Le centre Simon Wiesenthal de Los Angeles vient d'annoncer l'acquisition du plus ancien document historique attestant de l'antisémitisme d'Adolf Hitler. Il s’agit d’une lettre dactylographiée qui sera exposée dans le musée de la Tolérance de Los Angeles.
En 1919, Adolf Hitler est employé par l'armée bavaroise dans un service chargé de lutter contre la propagande communiste.
Son supérieur, Karl Mayr – qui a rejoint plus tard l'opposition et péri dans un camp de concentration – remarque ses talents rhétoriques.
Il le charge de répondre à un soldat chargé d'une mission semblable dans une autre unité, Adolf Gemlich, qui désire en savoir plus sur l'attitude à adopter face aux juifs.
Hitler le fait en quatre pages dactylographiées.
Six ans avant la rédaction de Mein Kampf, il y souligne en particulier les limites de l'antisémitisme sentimental, qui ne se traduit « que » par des pogroms, et souhaite un « antisémitisme de la raison » en vue de « la lutte planifiée et légale contre les avantages des juifs et la suppression de ces avantages ».
Il laisse libre cours à sa haine de la « race juive » qui détruit la nation allemande, et réclame « sa mise à l'écart », Beseitigung, terme polysémique qui renvoie à la distance, à l'écartement, mais aussi à l'élimination physique.
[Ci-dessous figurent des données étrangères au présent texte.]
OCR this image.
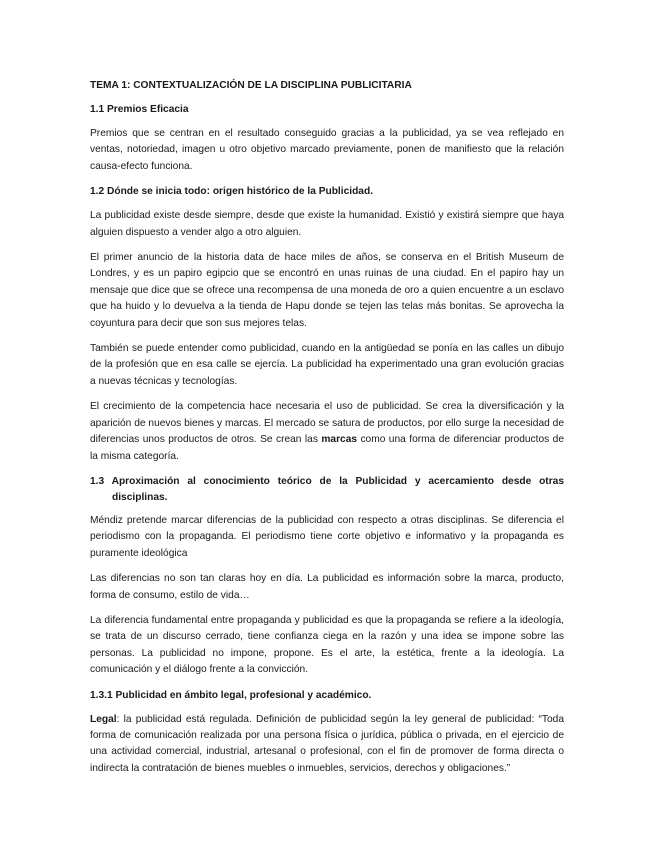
TEMA 1: CONTEXTUALIZACIÓN DE LA DISCIPLINA PUBLICITARIA
1.1 Premios Eficacia

Premios que se centran en el resultado conseguido gracias a la publicidad, ya se vea reflejado en ventas, notoriedad, imagen u otro objetivo marcado previamente, ponen de manifiesto que la relación causa-efecto funciona.

1.2 Dónde se inicia todo: origen histórico de la Publicidad.

La publicidad existe desde siempre, desde que existe la humanidad. Existió y existirá siempre que haya alguien dispuesto a vender algo a otro alguien.

El primer anuncio de la historia data de hace miles de años, se conserva en el British Museum de Londres, y es un papiro egipcio que se encontró en unas ruinas de una ciudad. En el papiro hay un mensaje que dice que se ofrece una recompensa de una moneda de oro a quien encuentre a un esclavo que ha huido y lo devuelva a la tienda de Hapu donde se tejen las telas más bonitas. Se aprovecha la coyuntura para decir que son sus mejores telas.

También se puede entender como publicidad, cuando en la antigüedad se ponía en las calles un dibujo de la profesión que en esa calle se ejercía. La publicidad ha experimentado una gran evolución gracias a nuevas técnicas y tecnologías.

El crecimiento de la competencia hace necesaria el uso de publicidad. Se crea la diversificación y la aparición de nuevos bienes y marcas. El mercado se satura de productos, por ello surge la necesidad de diferencias unos productos de otros. Se crean las marcas como una forma de diferenciar productos de la misma categoría.

1.3 Aproximación al conocimiento teórico de la Publicidad y acercamiento desde otras disciplinas.

Méndiz pretende marcar diferencias de la publicidad con respecto a otras disciplinas. Se diferencia el periodismo con la propaganda. El periodismo tiene corte objetivo e informativo y la propaganda es puramente ideológica

Las diferencias no son tan claras hoy en día. La publicidad es información sobre la marca, producto, forma de consumo, estilo de vida…

La diferencia fundamental entre propaganda y publicidad es que la propaganda se refiere a la ideología, se trata de un discurso cerrado, tiene confianza ciega en la razón y una idea se impone sobre las personas. La publicidad no impone, propone. Es el arte, la estética, frente a la ideología. La comunicación y el diálogo frente a la convicción.

1.3.1 Publicidad en ámbito legal, profesional y académico.

Legal: la publicidad está regulada. Definición de publicidad según la ley general de publicidad: “Toda forma de comunicación realizada por una persona física o jurídica, pública o privada, en el ejercicio de una actividad comercial, industrial, artesanal o profesional, con el fin de promover de forma directa o indirecta la contratación de bienes muebles o inmuebles, servicios, derechos y obligaciones.”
Les historiens ne pensent pas que Hitler ait dès l'époque conçu la « Solution finale » telle qu'elle fut ensuite mise en place, mais ce document montre que la « question juive » était déjà l'une de ses obsessions.
La lettre aurait été découverte par un soldat américain, William F. Ziegler, après la Seconde Guerre Mondiale, dans les restes d'archives du parti nazi, à proximité de Nuremberg. Il l'aurait ensuite vendue à un marchand du Kansas qui la proposa au centre Simon Wiesenthal de Los Angeles en 1988.
Des doutes sur l'authenticité du document conduisirent ce dernier à un premier refus : comment un simple soldat aurait-il eu accès à une machine à écrire, un instrument extrêmement coûteux à l'époque ? Toutefois, on s'est depuis avisé que, si Hitler rédigeait des textes pour l'armée, il était normal qu'il en ait une à disposition.
En conséquence, la grande majorité des historiens conviennent aujourd'hui que la lettre est bien de Hitler. Les archives de Munich en possèdent d’ailleurs depuis longtemps une copie non signée.
Pour le centre Simon Wiesenthal et son directeur, le rabbin Marvin Hier, son acquisition, utile pour le souvenir et la mémoire de la Shoah, a été le prétexte à une opération de communication d'ampleur mondiale, avec des articles dans le New York Times et la plupart des journaux allemands.